AICircuit: A Multi-Level Dataset and Benchmark for AI-Driven Analog Integrated Circuit Design
Asal Mehradfar, Xuzhe Zhao, Yue Niu, Sara Babakniya, Mahdi Alesheikh, Hamidreza Aghasi, Salman Avestimehr
TL;DR
AICircuit tackles the challenge of AI-assisted analog and RF circuit design by providing a multi-level benchmark that includes seven homogeneous circuit blocks and two 28 GHz heterogeneous transceiver systems, all generated via Cadence-based parameter sweeps. The authors explore an end-to-end pipeline where a design-spec-to-parameter mapping $m{y} \rightarrow \bm{x}$ is learned using models such as MLPs and Transformers, with performance evaluated through a Cadence simulator to yield relative errors $err_i$ on each metric. Key findings show that while DC power and some simple metrics are predicted with low error, more complex and nonlinear metrics (e.g., gain, phase noise, S-parameters) and heterogeneous-system interactions pose substantial challenges, indicating nonlinearity and load effects that simple block-wise models struggle to capture.
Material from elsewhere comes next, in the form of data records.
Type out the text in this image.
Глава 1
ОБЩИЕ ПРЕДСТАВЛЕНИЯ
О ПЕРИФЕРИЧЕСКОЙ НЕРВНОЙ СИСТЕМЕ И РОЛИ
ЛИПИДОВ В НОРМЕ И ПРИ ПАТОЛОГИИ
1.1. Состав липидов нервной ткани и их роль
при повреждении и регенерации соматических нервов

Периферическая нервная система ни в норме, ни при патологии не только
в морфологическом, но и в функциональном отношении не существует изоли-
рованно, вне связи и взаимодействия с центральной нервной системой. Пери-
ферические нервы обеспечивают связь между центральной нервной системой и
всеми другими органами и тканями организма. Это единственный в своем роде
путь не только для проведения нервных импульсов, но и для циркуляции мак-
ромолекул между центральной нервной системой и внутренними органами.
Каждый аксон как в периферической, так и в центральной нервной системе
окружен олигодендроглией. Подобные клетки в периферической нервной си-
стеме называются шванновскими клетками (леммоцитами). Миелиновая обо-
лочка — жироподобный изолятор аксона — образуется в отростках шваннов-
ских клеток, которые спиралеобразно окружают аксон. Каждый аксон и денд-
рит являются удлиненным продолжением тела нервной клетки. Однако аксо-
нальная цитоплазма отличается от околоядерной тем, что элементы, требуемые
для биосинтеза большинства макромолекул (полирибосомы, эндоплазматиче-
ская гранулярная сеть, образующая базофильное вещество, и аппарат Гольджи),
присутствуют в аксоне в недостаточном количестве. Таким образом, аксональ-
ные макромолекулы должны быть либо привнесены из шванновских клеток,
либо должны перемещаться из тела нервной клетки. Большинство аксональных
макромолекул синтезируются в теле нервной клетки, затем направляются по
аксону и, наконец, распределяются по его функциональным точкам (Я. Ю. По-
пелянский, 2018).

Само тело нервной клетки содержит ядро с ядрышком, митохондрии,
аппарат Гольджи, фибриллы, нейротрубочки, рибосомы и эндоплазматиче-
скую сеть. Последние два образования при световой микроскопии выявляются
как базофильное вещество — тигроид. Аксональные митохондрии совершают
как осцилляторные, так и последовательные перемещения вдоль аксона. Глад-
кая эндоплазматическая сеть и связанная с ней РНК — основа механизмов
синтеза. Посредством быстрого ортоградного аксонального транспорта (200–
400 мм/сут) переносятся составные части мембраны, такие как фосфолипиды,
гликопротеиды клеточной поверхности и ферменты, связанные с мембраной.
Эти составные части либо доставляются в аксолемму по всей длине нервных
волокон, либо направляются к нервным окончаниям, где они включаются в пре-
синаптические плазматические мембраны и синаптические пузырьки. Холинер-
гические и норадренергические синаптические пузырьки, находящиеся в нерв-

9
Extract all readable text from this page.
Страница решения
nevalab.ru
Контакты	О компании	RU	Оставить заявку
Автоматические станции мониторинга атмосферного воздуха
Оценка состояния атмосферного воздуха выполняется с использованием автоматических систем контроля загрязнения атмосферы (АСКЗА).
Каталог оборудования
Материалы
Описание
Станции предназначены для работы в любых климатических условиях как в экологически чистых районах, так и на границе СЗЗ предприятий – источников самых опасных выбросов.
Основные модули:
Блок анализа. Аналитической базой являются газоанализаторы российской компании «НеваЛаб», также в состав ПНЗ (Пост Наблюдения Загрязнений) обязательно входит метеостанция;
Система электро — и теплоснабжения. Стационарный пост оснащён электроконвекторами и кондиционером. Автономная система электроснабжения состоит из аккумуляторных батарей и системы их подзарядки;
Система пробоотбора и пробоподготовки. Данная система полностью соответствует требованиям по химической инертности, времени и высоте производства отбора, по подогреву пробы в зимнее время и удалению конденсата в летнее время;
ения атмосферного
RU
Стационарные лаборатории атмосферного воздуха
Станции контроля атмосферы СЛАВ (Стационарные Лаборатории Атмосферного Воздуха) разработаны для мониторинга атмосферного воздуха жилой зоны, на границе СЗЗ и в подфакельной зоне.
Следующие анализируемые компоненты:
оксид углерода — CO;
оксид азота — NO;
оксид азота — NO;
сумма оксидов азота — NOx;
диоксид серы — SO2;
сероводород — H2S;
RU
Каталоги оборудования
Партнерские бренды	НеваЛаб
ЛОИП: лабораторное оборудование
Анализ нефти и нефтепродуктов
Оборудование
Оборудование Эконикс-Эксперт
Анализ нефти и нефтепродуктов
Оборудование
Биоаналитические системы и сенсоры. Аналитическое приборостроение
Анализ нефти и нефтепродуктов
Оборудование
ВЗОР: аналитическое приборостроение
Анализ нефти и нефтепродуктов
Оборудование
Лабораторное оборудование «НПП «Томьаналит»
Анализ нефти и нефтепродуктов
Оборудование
The results also demonstrate that transferring learning from homogeneous blocks to heterogeneous systems is nontrivial, motivating system-aware modeling and richer datasets to advance AI-driven analog design and benchmarking. Overall, AICircuit provides a standardized resource to benchmark, compare, and improve ML methods for real-world analog/RF design tasks with practical simulator-backed evaluation.
Abstract
Analog and radio-frequency circuit design requires extensive exploration of both circuit topology and parameters to meet specific design criteria like power consumption and bandwidth. Designers must review state-of-the-art topology configurations in the literature and sweep various circuit parameters within each configuration. This design process is highly specialized and time-intensive, particularly as the number of circuit parameters increases and the circuit becomes more complex. Prior research has explored the potential of machine learning to enhance circuit design procedures. However, these studies primarily focus on simple circuits, overlooking the more practical and complex analog and radio-frequency systems. A major obstacle for bearing the power of machine learning in circuit design is the availability of a generic and diverse dataset, along with robust metrics, which are essential for thoroughly evaluating and improving machine learning algorithms in the analog and radio-frequency circuit domain. We present AICircuit, a comprehensive multi-level dataset and benchmark for developing and evaluating ML algorithms in analog and radio-frequency circuit design. AICircuit comprises seven commonly used basic circuits and two complex wireless transceiver systems composed of multiple circuit blocks, encompassing a wide array of design scenarios encountered in real-world applications. We extensively evaluate various ML algorithms on the dataset, revealing the potential of ML algorithms in learning the mapping from the design specifications to the desired circuit parameters.